Selbstbestimmung und Eigenverantwortung
Wie kann man selbst darauf Einfluss nehmen? Der Souveränitätsbegriff sagt nicht, dass ich alles selbst machen muss und oft einfach auch nicht kann. Dafür ist die Technologie heute viel zu komplex und man kann sich nicht in allen Bereichen Knowhow aufbauen. Auch passiert ein Wandel nicht von heute auf morgen. Und man muss ein wenig Pioniergeist mitbringen und Rückschläge einstecken können. Man sollte ein wenig ein Idealist sein. Mit gezielten Massnahmen kann man einiges erreichen und so unabhängiger von einzelnen Anbietern werden.
Welche Massnahmen bei der Nutzung digitaler Technologien ermöglichen ein souveränes Handeln:
- Einsatz von Open Source Software: bei Office-Applikationen, Betriebssystemen und anderer Business relevanter Software
- gezielte Auswahl beim Anbieter der IT-Infrastruktur: möglichst auf lokale Lieferanten setzen, die ebenfalls auf die Förderung der digitalen Souveränität setzen und eigene unabhängige Rechenzentren betreiben.
- Medienkompetenz erlangen und so den Datenmissbrauch einschränken
- Die Diskussion um digitale Souveränität mit anderen suchen und das Bewusstsein für den Einsatz von lokalen oder europäischen Produkten und Dienstleistungen zu stärken.

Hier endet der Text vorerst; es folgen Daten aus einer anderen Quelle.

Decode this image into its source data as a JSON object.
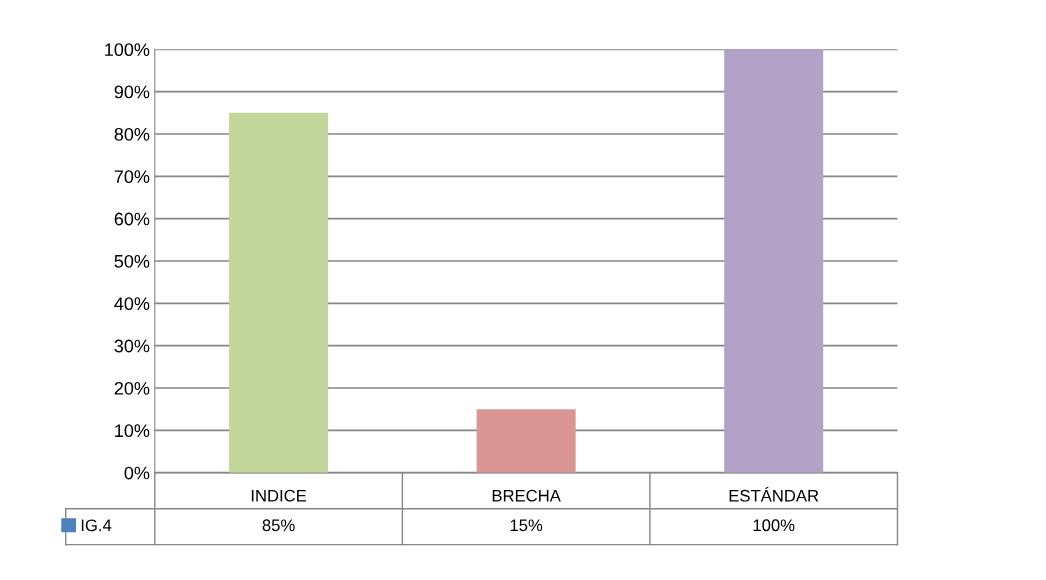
{
  "chart_data": {
    "type": "bar",
    "categories": [
      "INDICE",
      "BRECHA",
      "ESTÁNDAR"
    ],
    "series": [
      {
        "name": "IG.4",
        "color": "#4f81bd",
        "colors": [
          "#c3d69b",
          "#d99694",
          "#b3a2c7"
        ],
        "values": [
          85,
          15,
          100
        ]
      }
    ],
    "value_labels": [
      "85%",
      "15%",
      "100%"
    ],
    "ylim": [
      0,
      100
    ],
    "yticks": [
      {
        "value": 0,
        "label": "0%"
      },
      {
        "value": 10,
        "label": "10%"
      },
      {
        "value": 20,
        "label": "20%"
      },
      {
        "value": 30,
        "label": "30%"
      },
      {
        "value": 40,
        "label": "40%"
      },
      {
        "value": 50,
        "label": "50%"
      },
      {
        "value": 60,
        "label": "60%"
      },
      {
        "value": 70,
        "label": "70%"
      },
      {
        "value": 80,
        "label": "80%"
      },
      {
        "value": 90,
        "label": "90%"
      },
      {
        "value": 100,
        "label": "100%"
      }
    ],
    "grid": "y",
    "legend": "bottom left"
  }
}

Was wir nicht tun dürfen ist aus Bequemlichkeit weiterhin im digitalen Bereich auf die Big Data und Big Tech Unternehmen zu setzen. Sie verfolgen ihr eigenes politisches Ziel und untergaben den Verbraucherschutz.
Fazit
Die Stärkung der digitalen Souveränität ist für Europa eine der zentralen Herausforderungen des 21. Jahrhunderts. Der derzeitige Zustand ist geprägt von Abhängigkeiten zu wenigen US-amerikanischen Technologiegiganten und birgt erhebliche Risiken für den Datenschutz, der wirtschaftlichen Sicherheit und politischer Autonomie. Die Schweiz, aber auch ganz Europa muss deshalb die eigenen Kompetenzen stärken, gut zusammenarbeiten und konsequent in Schlüsseltechnologien investieren.
Nur so kann sichergestellt werden, dass der europäische Kontinent im digitalen Zeitalter nicht zum reinen Konsumenten fremder Technologien wird. Auch wenn die Swiss Data Alliance, ETHs eigenes und quelloffenes LLM, Frankreichs und Europas AI-Initiative gute Ansätze sind, sind Nutzerinnen und Nutzer in vielen Bereichen nach wie vor abhängig von den grossen Playern aus Übersee. Die digitale Souveränität ist kein Selbstzweck, sondern Grundvoraussetzung für Freiheit, Wohlstand, Wettbewerbsfähigkeit und Sicherheit in einer vernetzten Welt.